Over the Edge 2nd Edition?
-
So Kickstarter has on it a new OTE RPG. The original had a cult following; how about this new version? Does it still hold a place? Anyone know anything fun and interesting about it?
-
Not to nitpick but it should be the 3rd edition. I love the game and have both of the first two editions.
Nitpick aside I loved the game both setting and mechanics wise it is one of my favorite low mechanic systems. If it gets past the kickstarter stage and into a general release I will definitely be buying it. -
Good point on the nitpick.
Have you looked into the Kickstarter for any changes or modernizations that someone who might just kickstart it (me or others but mostly me and also others) should note?
-
@thenomain
I gave it a look after posting the first time. The setting looks to not have changed much but does have some new wrinkles mentioned.
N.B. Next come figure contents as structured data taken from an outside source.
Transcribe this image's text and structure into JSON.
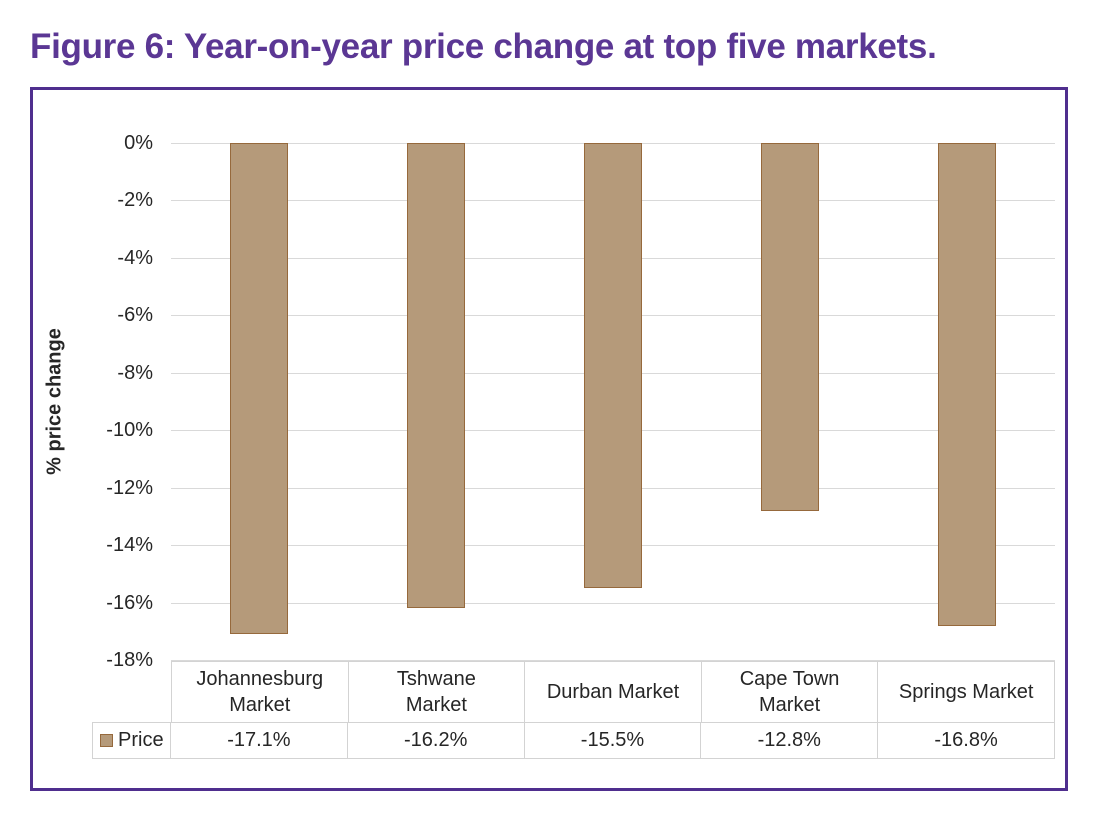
{
  "title": "Figure 6: Year-on-year price change at top five markets.",
  "chart_data": {
    "type": "bar",
    "title": "Figure 6: Year-on-year price change at top five markets.",
    "categories": [
      "Johannesburg Market",
      "Tshwane Market",
      "Durban Market",
      "Cape Town Market",
      "Springs Market"
    ],
    "series": [
      {
        "name": "Price",
        "values": [
          -17.1,
          -16.2,
          -15.5,
          -12.8,
          -16.8
        ]
      }
    ],
    "value_labels": [
      "-17.1%",
      "-16.2%",
      "-15.5%",
      "-12.8%",
      "-16.8%"
    ],
    "xlabel": "",
    "ylabel": "% price change",
    "ylim": [
      -18,
      0
    ],
    "y_ticks": [
      "0%",
      "-2%",
      "-4%",
      "-6%",
      "-8%",
      "-10%",
      "-12%",
      "-14%",
      "-16%",
      "-18%"
    ],
    "grid": "horizontal",
    "legend_label": "Price",
    "legend_position": "bottom table row"
  },
  "colors": {
    "bar_fill": "#b59a7a",
    "bar_border": "#96693c",
    "title_purple": "#5b3794",
    "frame_purple": "#4f2e8e",
    "grid_gray": "#d9d9d9",
    "table_border": "#d3d3d3",
    "text": "#262626"
  }
}
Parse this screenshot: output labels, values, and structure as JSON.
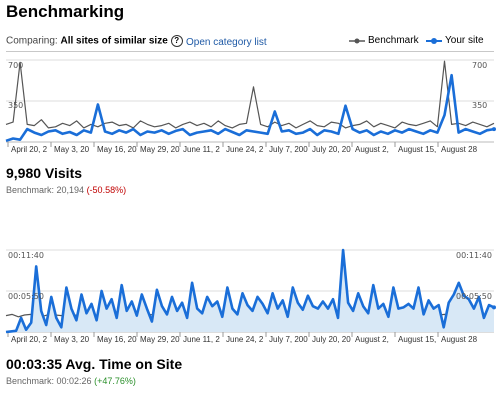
{
  "page": {
    "title": "Benchmarking",
    "comparing_label": "Comparing:",
    "comparing_value": "All sites of similar size",
    "help_icon": "?",
    "category_link": "Open category list",
    "legend": [
      {
        "label": "Benchmark",
        "color": "#555555"
      },
      {
        "label": "Your site",
        "color": "#1a6ed8"
      }
    ]
  },
  "visits": {
    "value_label": "9,980 Visits",
    "bench_label": "Benchmark: 20,194",
    "delta": "(-50.58%)"
  },
  "time": {
    "value_label": "00:03:35 Avg. Time on Site",
    "bench_label": "Benchmark: 00:02:26",
    "delta": "(+47.76%)"
  },
  "chart_data": [
    {
      "type": "line",
      "y_tick_labels": [
        "700",
        "350"
      ],
      "ylim": [
        0,
        700
      ],
      "x_tick_labels": [
        "April 20, 2",
        "May 3, 20",
        "May 16, 20",
        "May 29, 20",
        "June 11, 2",
        "June 24, 2",
        "July 7, 200",
        "July 20, 20",
        "August 2,",
        "August 15,",
        "August 28"
      ],
      "grid": true,
      "legend": "top-right",
      "series": [
        {
          "name": "Benchmark",
          "color": "#555555",
          "values": [
            150,
            170,
            680,
            150,
            140,
            190,
            120,
            130,
            160,
            140,
            180,
            120,
            150,
            130,
            160,
            170,
            140,
            150,
            120,
            180,
            150,
            130,
            140,
            160,
            120,
            150,
            170,
            140,
            160,
            130,
            180,
            140,
            120,
            150,
            160,
            470,
            150,
            130,
            170,
            140,
            160,
            120,
            150,
            180,
            140,
            130,
            170,
            160,
            120,
            140,
            150,
            180,
            130,
            160,
            140,
            120,
            170,
            150,
            140,
            160,
            180,
            130,
            690,
            150,
            160,
            140,
            170,
            150,
            130,
            160
          ]
        },
        {
          "name": "Your site",
          "color": "#1a6ed8",
          "values": [
            10,
            30,
            20,
            110,
            80,
            60,
            90,
            100,
            70,
            85,
            60,
            100,
            80,
            320,
            90,
            70,
            100,
            80,
            110,
            60,
            90,
            80,
            100,
            70,
            95,
            110,
            60,
            80,
            90,
            100,
            70,
            110,
            85,
            60,
            100,
            90,
            80,
            70,
            260,
            90,
            100,
            70,
            80,
            110,
            60,
            100,
            90,
            70,
            310,
            110,
            80,
            100,
            60,
            90,
            70,
            100,
            80,
            110,
            90,
            70,
            100,
            80,
            230,
            570,
            80,
            110,
            90,
            70,
            100,
            110
          ]
        }
      ]
    },
    {
      "type": "area",
      "y_tick_labels": [
        "00:11:40",
        "00:05:50"
      ],
      "ylim": [
        0,
        700
      ],
      "x_tick_labels": [
        "April 20, 2",
        "May 3, 20",
        "May 16, 20",
        "May 29, 20",
        "June 11, 2",
        "June 24, 2",
        "July 7, 200",
        "July 20, 20",
        "August 2,",
        "August 15,",
        "August 28"
      ],
      "grid": true,
      "series": [
        {
          "name": "Benchmark",
          "color": "#555555",
          "values": [
            140,
            150,
            130,
            145,
            150,
            140,
            135,
            150,
            145,
            140,
            150,
            145,
            140,
            150,
            145,
            140,
            135,
            150,
            145,
            140,
            150,
            145,
            140,
            150,
            145,
            140,
            150,
            140,
            145,
            150,
            140,
            145,
            150,
            140,
            145,
            150,
            140,
            145,
            150,
            140,
            145,
            150,
            140,
            145,
            150,
            140,
            145,
            150,
            140,
            145,
            150,
            140,
            145,
            150,
            140,
            145,
            150,
            140,
            145,
            150,
            140,
            145,
            150,
            140,
            145,
            150,
            140,
            145,
            150,
            140,
            145,
            150,
            140,
            145,
            150,
            140,
            145,
            150,
            140,
            145
          ]
        },
        {
          "name": "Your site",
          "color": "#1a6ed8",
          "values": [
            0,
            5,
            10,
            120,
            20,
            80,
            560,
            180,
            60,
            300,
            120,
            40,
            380,
            200,
            100,
            320,
            160,
            240,
            100,
            350,
            200,
            280,
            120,
            400,
            180,
            260,
            140,
            320,
            200,
            90,
            360,
            220,
            150,
            300,
            180,
            250,
            120,
            420,
            200,
            160,
            300,
            220,
            260,
            130,
            380,
            200,
            150,
            330,
            230,
            180,
            300,
            240,
            160,
            330,
            200,
            270,
            130,
            380,
            250,
            190,
            310,
            220,
            200,
            260,
            200,
            280,
            120,
            700,
            250,
            180,
            330,
            220,
            160,
            400,
            200,
            240,
            130,
            380,
            200,
            210,
            240,
            200,
            380,
            150,
            270,
            200,
            230,
            40,
            250,
            320,
            420,
            310,
            280,
            200,
            300,
            120,
            230,
            210
          ]
        }
      ]
    }
  ]
}
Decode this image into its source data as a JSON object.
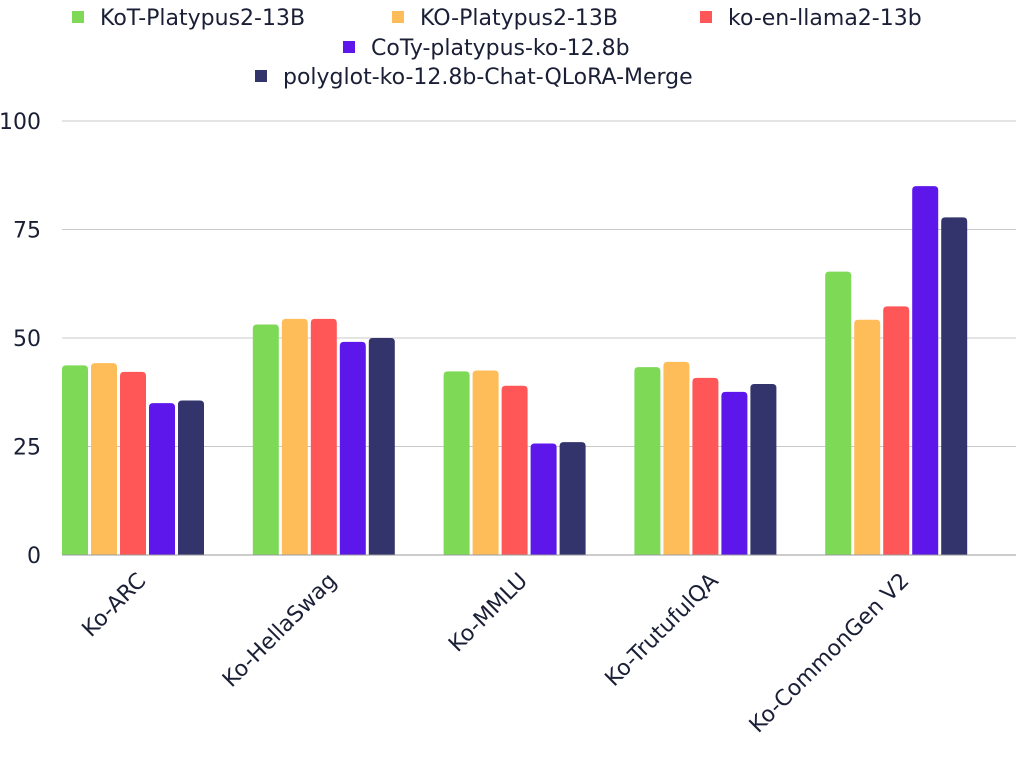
{
  "chart_data": {
    "type": "bar",
    "categories": [
      "Ko-ARC",
      "Ko-HellaSwag",
      "Ko-MMLU",
      "Ko-TrutufulQA",
      "Ko-CommonGen V2"
    ],
    "series": [
      {
        "name": "KoT-Platypus2-13B",
        "color": "#7ed957",
        "values": [
          43.7,
          53.1,
          42.3,
          43.3,
          65.3
        ]
      },
      {
        "name": "KO-Platypus2-13B",
        "color": "#ffbd59",
        "values": [
          44.2,
          54.4,
          42.5,
          44.5,
          54.2
        ]
      },
      {
        "name": "ko-en-llama2-13b",
        "color": "#ff5757",
        "values": [
          42.2,
          54.4,
          39.0,
          40.8,
          57.3
        ]
      },
      {
        "name": "CoTy-platypus-ko-12.8b",
        "color": "#5e17eb",
        "values": [
          35.0,
          49.1,
          25.7,
          37.6,
          85.0
        ]
      },
      {
        "name": "polyglot-ko-12.8b-Chat-QLoRA-Merge",
        "color": "#32346b",
        "values": [
          35.6,
          50.0,
          26.0,
          39.4,
          77.8
        ]
      }
    ],
    "ylim": [
      0,
      100
    ],
    "yticks": [
      0,
      25,
      50,
      75,
      100
    ],
    "grid": true,
    "legend_position": "top"
  }
}
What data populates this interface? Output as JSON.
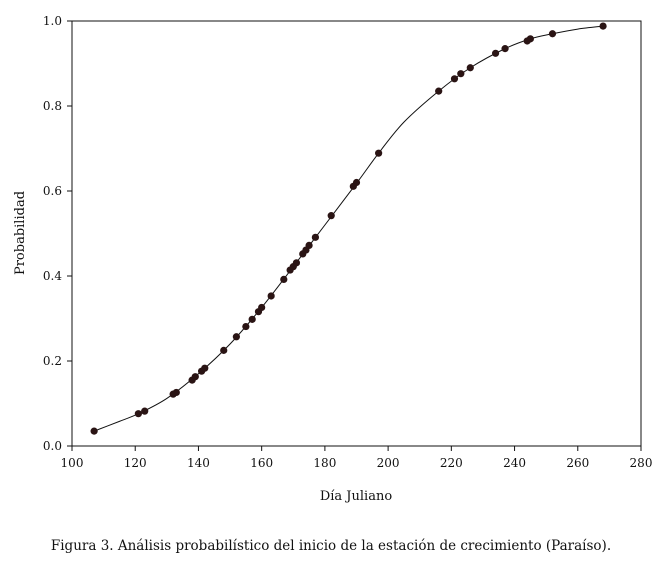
{
  "caption": "Figura 3. Análisis probabilístico del inicio de la estación de crecimiento (Paraíso).",
  "chart_data": {
    "type": "scatter",
    "title": "",
    "xlabel": "Día Juliano",
    "ylabel": "Probabilidad",
    "xlim": [
      100,
      280
    ],
    "ylim": [
      0.0,
      1.0
    ],
    "xticks": [
      100,
      120,
      140,
      160,
      180,
      200,
      220,
      240,
      260,
      280
    ],
    "xtick_labels": [
      "100",
      "120",
      "140",
      "160",
      "180",
      "200",
      "220",
      "240",
      "260",
      "280"
    ],
    "yticks": [
      0.0,
      0.2,
      0.4,
      0.6,
      0.8,
      1.0
    ],
    "ytick_labels": [
      "0.0",
      "0.2",
      "0.4",
      "0.6",
      "0.8",
      "1.0"
    ],
    "grid": false,
    "colors": {
      "points": "#2a1414",
      "curve": "#111111",
      "axes": "#111111"
    },
    "series": [
      {
        "kind": "points",
        "x": [
          107,
          121,
          123,
          132,
          133,
          138,
          139,
          141,
          142,
          148,
          152,
          155,
          157,
          159,
          160,
          163,
          167,
          169,
          170,
          171,
          173,
          174,
          175,
          177,
          182,
          189,
          190,
          197,
          216,
          221,
          223,
          226,
          234,
          237,
          244,
          245,
          252,
          268
        ],
        "y": [
          0.035,
          0.076,
          0.082,
          0.122,
          0.126,
          0.155,
          0.163,
          0.176,
          0.183,
          0.225,
          0.257,
          0.281,
          0.298,
          0.316,
          0.326,
          0.353,
          0.392,
          0.414,
          0.422,
          0.431,
          0.452,
          0.461,
          0.472,
          0.491,
          0.542,
          0.611,
          0.62,
          0.689,
          0.835,
          0.864,
          0.876,
          0.89,
          0.924,
          0.935,
          0.953,
          0.958,
          0.97,
          0.988
        ]
      },
      {
        "kind": "curve",
        "x": [
          107,
          115,
          121,
          130,
          140,
          150,
          160,
          170,
          180,
          190,
          197,
          205,
          216,
          226,
          237,
          245,
          252,
          260,
          268
        ],
        "y": [
          0.035,
          0.058,
          0.076,
          0.112,
          0.17,
          0.24,
          0.326,
          0.422,
          0.52,
          0.618,
          0.689,
          0.762,
          0.835,
          0.89,
          0.935,
          0.958,
          0.97,
          0.981,
          0.988
        ]
      }
    ]
  }
}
Given what they showed of the systems i noticed a few things things, fist the introduction of character level, though it does not look like levels in the D+D sense but more of a scale systems with level one being competent and level six being god like, and that scale determines the positive modifier dude to being skilled in an area. (Skills in the old game were free form which I hope they keep, you would create a character by giving them a core competency (usually a career like thing) and a hand full of other narrowly defined things they were good at and pick one thing they were bad at. No mention of that changing or being retained.)
It also looks like all things are determined with the roll of two dice with a bonus constant added based on skill, in the past being skilled would give you more dice. For example old way average unskilled person would have two dice to do thing, but if thing was under their core idea like driving for a race car driver they would get 4, new way if looks like two would be rolled for everything but the race car driver would get a set bonus based on level/scale.
The final change I noticed is a minor one that I love, in the past if you rolled a 1 on a die that meant something negative happened, you could succeed but would still get a drawback, a 6 worked in the opposite manner you might still fail but some good would come out of the attempt. This editions changes that to 3 and 4, so if you role a three there is a drawback and on a 4 a bit of a boost. I like this mainly because the idea of extreme rolls getting a boost penalty is done a lot but I like the middle results getting a little creative love.